4. The all-analog spiking neural network circuit according to claim 1 wherein trained parameters are mapped to the conductance of the ReRAM synapse array and the SNN model is trained by backpropagation.

5. The all-analog spiking neural network circuit according to claim 1, comprising

a convolution layer formed with the ReRAM-crossbar synapse arrays,

a sum pooling layer formed by interconnecting outputs of the ReRAM-crossbar synapse arrays, followed by the CMOS neuron circuits, and

a fully connected layer formed with the ReRAM-crossbar synapse arrays, followed by the CMOS neuron circuits.

6. The all-analog spiking neural network circuit according to claim 1, wherein each of the ReRAM-crossbar synapse array has multiple pairs of rows that represent positive and negative parameters so that a difference between every two rows can represent signed values.

7. The all-analog spiking neural network circuit according to claim 6, wherein the difference in output current of the pairs of rows is transformed into voltage signals by two transimpedance amplifiers, completing the multiply-accumulate operation and producing the post-synaptic voltage spike train.

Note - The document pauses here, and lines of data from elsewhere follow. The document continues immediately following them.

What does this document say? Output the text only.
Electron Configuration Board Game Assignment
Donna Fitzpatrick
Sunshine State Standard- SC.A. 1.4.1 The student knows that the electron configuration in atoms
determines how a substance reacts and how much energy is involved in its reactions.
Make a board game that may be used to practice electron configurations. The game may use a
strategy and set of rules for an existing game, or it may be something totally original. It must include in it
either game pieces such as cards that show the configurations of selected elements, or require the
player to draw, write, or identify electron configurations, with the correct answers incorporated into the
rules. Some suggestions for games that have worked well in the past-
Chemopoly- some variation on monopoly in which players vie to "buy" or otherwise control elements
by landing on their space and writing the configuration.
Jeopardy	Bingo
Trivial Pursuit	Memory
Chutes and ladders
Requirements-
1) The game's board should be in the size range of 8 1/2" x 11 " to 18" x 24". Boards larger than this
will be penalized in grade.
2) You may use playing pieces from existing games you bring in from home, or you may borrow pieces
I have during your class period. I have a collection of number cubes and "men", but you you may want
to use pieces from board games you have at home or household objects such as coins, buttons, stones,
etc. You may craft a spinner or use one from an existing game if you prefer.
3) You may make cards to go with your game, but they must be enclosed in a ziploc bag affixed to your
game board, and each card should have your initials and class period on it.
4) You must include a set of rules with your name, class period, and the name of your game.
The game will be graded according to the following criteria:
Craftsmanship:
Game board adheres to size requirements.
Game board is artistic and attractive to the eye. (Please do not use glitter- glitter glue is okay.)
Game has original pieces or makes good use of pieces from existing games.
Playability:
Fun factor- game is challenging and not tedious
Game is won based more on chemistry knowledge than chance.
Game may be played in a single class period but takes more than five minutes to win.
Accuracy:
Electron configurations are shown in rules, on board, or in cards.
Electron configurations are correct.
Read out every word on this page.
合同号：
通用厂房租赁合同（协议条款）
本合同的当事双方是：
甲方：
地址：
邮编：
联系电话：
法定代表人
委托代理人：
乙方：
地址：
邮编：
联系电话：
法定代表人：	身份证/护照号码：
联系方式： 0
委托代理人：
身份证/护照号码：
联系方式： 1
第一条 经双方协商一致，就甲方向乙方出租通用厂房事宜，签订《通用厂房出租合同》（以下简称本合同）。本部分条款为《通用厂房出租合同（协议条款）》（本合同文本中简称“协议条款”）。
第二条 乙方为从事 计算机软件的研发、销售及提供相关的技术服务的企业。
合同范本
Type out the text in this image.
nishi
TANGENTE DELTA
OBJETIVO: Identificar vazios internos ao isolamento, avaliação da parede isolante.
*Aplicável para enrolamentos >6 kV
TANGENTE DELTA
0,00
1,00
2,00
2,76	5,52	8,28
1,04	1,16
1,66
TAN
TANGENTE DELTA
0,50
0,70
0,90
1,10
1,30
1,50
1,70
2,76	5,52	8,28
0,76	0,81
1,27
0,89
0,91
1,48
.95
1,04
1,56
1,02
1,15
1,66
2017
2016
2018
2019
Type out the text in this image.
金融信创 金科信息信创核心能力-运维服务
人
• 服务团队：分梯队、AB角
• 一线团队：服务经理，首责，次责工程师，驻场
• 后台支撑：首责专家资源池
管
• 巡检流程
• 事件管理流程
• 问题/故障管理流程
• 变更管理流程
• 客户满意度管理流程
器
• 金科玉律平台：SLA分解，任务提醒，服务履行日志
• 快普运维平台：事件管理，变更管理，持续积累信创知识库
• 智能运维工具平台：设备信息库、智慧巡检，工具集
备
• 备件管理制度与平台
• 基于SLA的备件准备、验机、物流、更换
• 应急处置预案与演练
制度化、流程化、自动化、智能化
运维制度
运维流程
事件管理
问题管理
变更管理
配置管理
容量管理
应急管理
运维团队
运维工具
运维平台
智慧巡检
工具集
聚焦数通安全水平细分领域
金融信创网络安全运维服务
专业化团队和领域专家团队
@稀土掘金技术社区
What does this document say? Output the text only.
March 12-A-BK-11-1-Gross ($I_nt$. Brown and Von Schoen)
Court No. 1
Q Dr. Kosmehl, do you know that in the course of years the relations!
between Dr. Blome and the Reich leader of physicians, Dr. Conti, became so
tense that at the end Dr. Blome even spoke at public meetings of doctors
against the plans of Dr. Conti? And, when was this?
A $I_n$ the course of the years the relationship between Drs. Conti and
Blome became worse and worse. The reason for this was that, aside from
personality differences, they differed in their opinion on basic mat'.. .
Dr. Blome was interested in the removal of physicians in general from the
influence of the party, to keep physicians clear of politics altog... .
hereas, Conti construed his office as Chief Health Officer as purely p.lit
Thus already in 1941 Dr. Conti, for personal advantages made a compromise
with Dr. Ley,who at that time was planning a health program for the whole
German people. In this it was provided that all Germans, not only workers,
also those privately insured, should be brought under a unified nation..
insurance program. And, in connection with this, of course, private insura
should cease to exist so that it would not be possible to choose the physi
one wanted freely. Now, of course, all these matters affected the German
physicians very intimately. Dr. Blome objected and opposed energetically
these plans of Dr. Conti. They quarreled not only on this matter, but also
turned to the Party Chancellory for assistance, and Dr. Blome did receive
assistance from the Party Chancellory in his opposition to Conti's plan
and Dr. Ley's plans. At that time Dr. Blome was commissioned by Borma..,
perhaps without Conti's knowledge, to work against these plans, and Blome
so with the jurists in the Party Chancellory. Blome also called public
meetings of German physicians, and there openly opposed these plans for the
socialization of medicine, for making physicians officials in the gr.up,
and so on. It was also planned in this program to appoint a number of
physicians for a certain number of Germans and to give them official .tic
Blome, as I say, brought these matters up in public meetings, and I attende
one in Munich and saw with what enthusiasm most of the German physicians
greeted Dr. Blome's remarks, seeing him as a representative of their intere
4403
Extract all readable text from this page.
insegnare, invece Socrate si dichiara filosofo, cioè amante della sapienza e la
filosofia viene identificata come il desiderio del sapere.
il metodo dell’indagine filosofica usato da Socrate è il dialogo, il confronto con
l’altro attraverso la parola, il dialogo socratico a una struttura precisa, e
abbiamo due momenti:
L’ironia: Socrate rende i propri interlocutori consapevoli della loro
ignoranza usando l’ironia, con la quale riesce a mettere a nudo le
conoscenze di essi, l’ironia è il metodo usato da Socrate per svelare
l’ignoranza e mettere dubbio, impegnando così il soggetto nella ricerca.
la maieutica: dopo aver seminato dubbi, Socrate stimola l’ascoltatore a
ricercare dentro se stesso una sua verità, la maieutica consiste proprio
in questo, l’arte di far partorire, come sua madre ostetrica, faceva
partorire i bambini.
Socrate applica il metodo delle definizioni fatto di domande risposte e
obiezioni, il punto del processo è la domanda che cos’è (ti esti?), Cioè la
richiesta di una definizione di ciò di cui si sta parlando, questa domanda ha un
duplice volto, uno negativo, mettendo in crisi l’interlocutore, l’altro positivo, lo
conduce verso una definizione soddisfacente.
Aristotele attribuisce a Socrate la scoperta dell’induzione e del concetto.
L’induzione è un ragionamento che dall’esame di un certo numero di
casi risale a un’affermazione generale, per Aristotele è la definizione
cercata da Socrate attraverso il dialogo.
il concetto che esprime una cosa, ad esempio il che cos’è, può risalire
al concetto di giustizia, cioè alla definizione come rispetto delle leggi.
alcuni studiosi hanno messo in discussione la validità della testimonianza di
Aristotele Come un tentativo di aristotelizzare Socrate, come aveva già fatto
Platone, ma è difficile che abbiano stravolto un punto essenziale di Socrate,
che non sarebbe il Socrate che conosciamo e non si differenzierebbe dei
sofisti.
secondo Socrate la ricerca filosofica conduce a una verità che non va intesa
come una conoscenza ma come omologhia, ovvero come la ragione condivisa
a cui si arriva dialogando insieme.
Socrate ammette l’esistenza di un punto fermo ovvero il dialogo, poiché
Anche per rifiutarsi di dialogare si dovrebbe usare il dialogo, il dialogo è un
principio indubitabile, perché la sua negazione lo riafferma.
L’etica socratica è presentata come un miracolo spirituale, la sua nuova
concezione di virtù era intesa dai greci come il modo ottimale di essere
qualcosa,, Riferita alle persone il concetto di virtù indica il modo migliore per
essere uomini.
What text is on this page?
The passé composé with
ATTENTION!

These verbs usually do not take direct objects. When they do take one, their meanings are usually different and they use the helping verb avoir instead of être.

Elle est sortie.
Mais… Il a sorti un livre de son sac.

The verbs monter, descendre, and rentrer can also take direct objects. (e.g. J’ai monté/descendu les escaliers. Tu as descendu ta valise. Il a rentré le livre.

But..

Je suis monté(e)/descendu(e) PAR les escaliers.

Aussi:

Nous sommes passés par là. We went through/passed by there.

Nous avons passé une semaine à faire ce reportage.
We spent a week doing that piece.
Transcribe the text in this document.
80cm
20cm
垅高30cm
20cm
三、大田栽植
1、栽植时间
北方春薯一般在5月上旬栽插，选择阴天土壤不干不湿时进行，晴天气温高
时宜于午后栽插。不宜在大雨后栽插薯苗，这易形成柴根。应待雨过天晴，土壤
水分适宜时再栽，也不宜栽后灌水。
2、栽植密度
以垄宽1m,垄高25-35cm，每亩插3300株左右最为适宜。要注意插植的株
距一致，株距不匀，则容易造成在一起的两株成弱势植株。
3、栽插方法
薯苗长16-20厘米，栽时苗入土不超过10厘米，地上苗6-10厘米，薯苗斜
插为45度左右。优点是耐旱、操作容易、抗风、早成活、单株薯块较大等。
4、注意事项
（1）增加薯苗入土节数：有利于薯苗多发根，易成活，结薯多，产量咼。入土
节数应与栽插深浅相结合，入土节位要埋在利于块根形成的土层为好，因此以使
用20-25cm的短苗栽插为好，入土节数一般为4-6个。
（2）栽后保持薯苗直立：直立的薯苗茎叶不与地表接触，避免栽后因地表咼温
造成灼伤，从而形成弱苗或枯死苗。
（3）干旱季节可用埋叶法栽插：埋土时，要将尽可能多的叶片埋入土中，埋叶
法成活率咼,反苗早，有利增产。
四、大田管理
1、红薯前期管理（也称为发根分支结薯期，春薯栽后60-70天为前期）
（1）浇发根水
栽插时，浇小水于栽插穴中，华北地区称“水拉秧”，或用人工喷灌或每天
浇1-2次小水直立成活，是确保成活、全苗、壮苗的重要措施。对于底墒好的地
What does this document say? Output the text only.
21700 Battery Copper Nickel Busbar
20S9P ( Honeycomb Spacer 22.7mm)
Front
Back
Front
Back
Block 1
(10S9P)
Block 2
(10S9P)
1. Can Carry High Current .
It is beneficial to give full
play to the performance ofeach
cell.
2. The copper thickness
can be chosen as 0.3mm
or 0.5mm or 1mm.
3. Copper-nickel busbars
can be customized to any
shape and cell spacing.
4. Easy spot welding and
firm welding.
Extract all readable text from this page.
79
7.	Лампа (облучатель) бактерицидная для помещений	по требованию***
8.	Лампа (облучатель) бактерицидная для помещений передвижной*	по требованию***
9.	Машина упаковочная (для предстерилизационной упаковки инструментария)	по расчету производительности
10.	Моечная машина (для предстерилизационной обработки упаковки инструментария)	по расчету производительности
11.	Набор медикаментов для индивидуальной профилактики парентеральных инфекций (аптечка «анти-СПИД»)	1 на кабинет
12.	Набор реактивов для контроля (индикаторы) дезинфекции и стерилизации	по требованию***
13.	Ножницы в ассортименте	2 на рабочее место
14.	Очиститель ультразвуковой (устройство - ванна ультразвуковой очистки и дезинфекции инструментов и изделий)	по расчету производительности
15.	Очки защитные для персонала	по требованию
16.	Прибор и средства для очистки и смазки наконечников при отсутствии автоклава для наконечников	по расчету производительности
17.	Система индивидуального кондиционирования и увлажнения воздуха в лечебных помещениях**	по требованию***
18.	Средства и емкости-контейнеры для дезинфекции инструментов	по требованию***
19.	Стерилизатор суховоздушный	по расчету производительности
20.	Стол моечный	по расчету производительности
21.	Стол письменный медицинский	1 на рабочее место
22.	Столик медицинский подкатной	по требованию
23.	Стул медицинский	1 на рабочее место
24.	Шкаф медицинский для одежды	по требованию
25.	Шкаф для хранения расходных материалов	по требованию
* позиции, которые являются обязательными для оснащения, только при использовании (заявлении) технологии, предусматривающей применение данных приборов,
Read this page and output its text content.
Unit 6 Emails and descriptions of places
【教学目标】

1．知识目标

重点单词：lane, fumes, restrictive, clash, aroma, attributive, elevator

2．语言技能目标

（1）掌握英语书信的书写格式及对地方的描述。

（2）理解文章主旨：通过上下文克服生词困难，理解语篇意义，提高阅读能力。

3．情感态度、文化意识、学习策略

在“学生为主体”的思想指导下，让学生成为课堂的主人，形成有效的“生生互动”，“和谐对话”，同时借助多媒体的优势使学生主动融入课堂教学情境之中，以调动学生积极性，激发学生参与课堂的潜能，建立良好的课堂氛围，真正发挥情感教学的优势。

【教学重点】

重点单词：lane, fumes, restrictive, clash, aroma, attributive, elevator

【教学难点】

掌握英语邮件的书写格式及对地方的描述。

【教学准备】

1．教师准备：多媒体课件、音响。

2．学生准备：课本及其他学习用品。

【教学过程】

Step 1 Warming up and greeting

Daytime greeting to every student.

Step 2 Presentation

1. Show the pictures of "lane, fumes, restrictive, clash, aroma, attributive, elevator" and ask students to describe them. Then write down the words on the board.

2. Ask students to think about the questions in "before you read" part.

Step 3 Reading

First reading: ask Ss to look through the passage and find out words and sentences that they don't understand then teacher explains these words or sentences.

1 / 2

8. The all-analog spiking neural network circuit according to claim 1, wherein

each of the CMOS neuron circuits contains two resistor-capacitor filters consisting of an ε filter and a ν filter,

the ε filter is configured to implement a spike response, which is the response of membrane potential to input spikes, by convolving the input post-synaptic spike train with a response kernel ε; and

the ν filter is configured to implement a refractory response, which is the response of the membrane potential to output spikes, by convolving the output spike train with a refractory kernel ν.

9. The all-analog spiking neural network circuit according to claim 6, wherein

the membrane potential is obtained as a difference between the spike response and the refractory response, and

when the membrane potential exceeds a pre-defined threshold, a voltage spike is sent out.

9. The all-analog spiking neural network circuit according to claim 8, wherein during operation

the post-synaptic voltage spike train, o^(l)(t), passing through the ε resistor-capacitor (RC) filter yields a spike response and the output voltage spike train, s^(l+1)(t), is fed back from the output port to enter the ν RC filter and produce a refractory response;

the refractory response is subtracted from the spike response via an operational amplifier;

the membrane potential, u^(l)(t), is then obtained and encoded into an output voltage spike train, s^(l+1)(t), by a comparator and a transistor M1;

when the membrane potential, u^(l)(t), crosses over a threshold voltage Vth, the comparator generates a high voltage, turning on the transistor M1, which pulls down the positive input node of the comparator and the output of this comparator, thus turning off the transistor M1 so a spike is generated and output; and.

the output spike, s^(l+1)(t), is fed back into the ν RC filter to generate the refractory response, continuously inhibiting the membrane potential, u^(l)(t).

10. The all-analog spiking neural network circuit according to claim 8, wherein during operation

the input voltage spike train, Vin, passes through the ε resistor-capacitor (RC) filter, and yields the membrane potential, Vmem;

the output voltage spike train, Vout, is fed back from the output port and enters the ν RC filter and produces the refractory response that is then lifted by a fixed threshold voltage, Vth, provided by a capacitor C3, resulting in a dynamic threshold voltage connecting to the negative node of the comparator;

when the membrane potential, Vmem, crosses over the dynamic threshold voltage, a comparator generates a high voltage, turning on the transistor M1, which pulls down the output of the comparator and turns off the transistor M1; so that a spike is generated and output; and

the output spike, Vout, is looped back into the ν RC filter to generate the refractory response, increasing the dynamic threshold voltage and thus inhibiting the neuron from spiking.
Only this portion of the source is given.